When the water hits the ground, one of two things happens:

Some of the water is run-off. It does not soak into the ground. It instead flows into lakes, streams, rivers, creeks, wetlands, etc. This water eventually finds its way into the ocean, some of it evaporating or soaking into the ground as it flows.

Precipitation that soaks into the ground, if not taken up and used by plants, becomes groundwater. Groundwater is the primary source for surface waters like lakes and springs. Water will soak into the ground until it reaches an impermeable layer of rock or clay. It will travel laterally along the surface of the barrier. We refer to these areas as aquifers. Aquifers feed lakes and ponds on the surface and come to the surface as natural springs and wells drilled by humans.

Underground aquifers have a recharge rate. This refers to the balance between water being withdrawn into lakes and springs by natural processes, water withdrawn by pumping for human uses, and precipitation soaking into the ground and refilling the aquifers. In many areas of the planet, we deplete underground aquifers much faster than they are being recharged. In effect, we mine ancient waters that cannot be replenished as fast as we use them.

The hydrological cycle is important for purifying water and thus making it available to life. Water evaporates as pure water with a neutral pH (pH is a measure of acidity or alkalinity of a substance). Once into the atmosphere, it reacts with carbon dioxide in the atmosphere and develops a slightly acid pH of about 5.7. Lightening discharges may react with water vapor to form nitric acid. These are natural processes and the Earth’s biosphere evolved in conjunction with these processes. In fact, the nitric acid that results from lightening strikes in water vapor is an important source of nitrogen for plant life on the ground.

With the beginning of the Industrial Revolution, additional pollutants began to be released in huge quantities into the atmosphere. People reported the effects of acid rain on the stone of buildings and outdoor statuary in the British Isles as early as the 17th century. In the 1850s, scientists established the connection between acid rain and atmospheric pollution in England. In the 1960s, as the effects of acid rain became more widely reported in the press, more science was brought to bear on the subject. Dead lakes and forests killed by acid rain were the subjects of extensive research.

The major contributor to acid rain is sulfur dioxide emissions from coal-burning power plants. The United States began controlling such emissions in the 1990s.

As a result of these controls, sulfur dioxide emissions fell by 40%, and acid rain decreased 65% in the United States.

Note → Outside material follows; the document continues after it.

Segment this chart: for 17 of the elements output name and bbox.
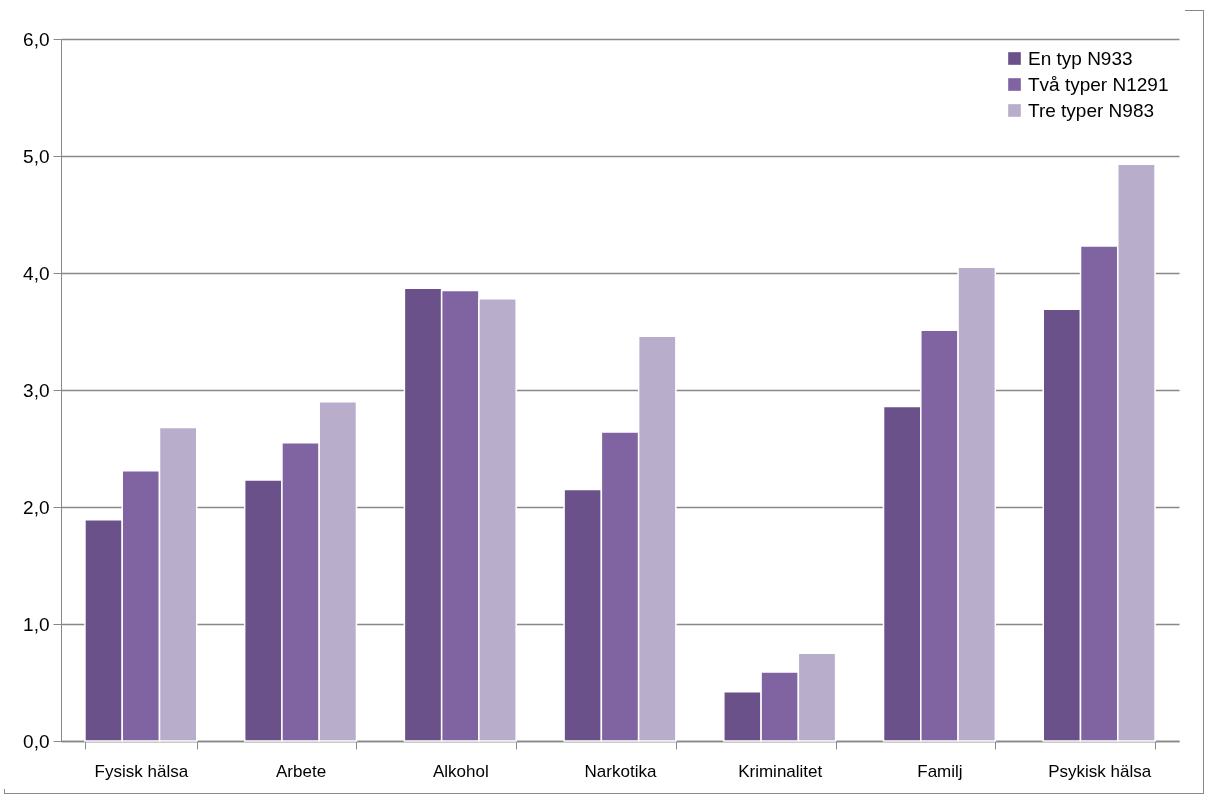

But it has not been eliminated.

Part of the problem is that sulfur dioxide comes natural sources, not controllable by humans, such as volcanoes. Emissions driven by human activity, however, make the problem much worse.

Acid rain causes major problems for aquatic and plant life. At a pH of less than 5, most fish eggs will not hatch. Even lower pH levels can kill adult fish, thus greatly reducing biodiversity. As biodiversity reduces, resilience declines.

Acid rain harms forests and plant life by changing the pH of soil, which hurts the micro fauna and micro flora in the soils upon which life depends.

Understanding the hydrological cycle is basic to an understanding of the importance of water for all life on the planet. Humanity has been entirely too reckless with the hydrological cycle in the past. Going forward, we must better learn how to care for the planet so that we can care for people.

Scientific literacy is important for those of us who plan to care for people, care for the planet, and have a care for the future.

Going forward into the future, water issues will become as critical and problematic as energy is in the present.

The catastrophic effects on Earth’s biosphere due to human activities since the inception of the industrial era now imperil all life. Conservation of resources and environmentalism alone are not adequate to the task.

A transformation of fundamental aspects of consciousness that will drive actual changes in our behaviors and ways and manners of living is urgently required to halt and reverse this destructive process.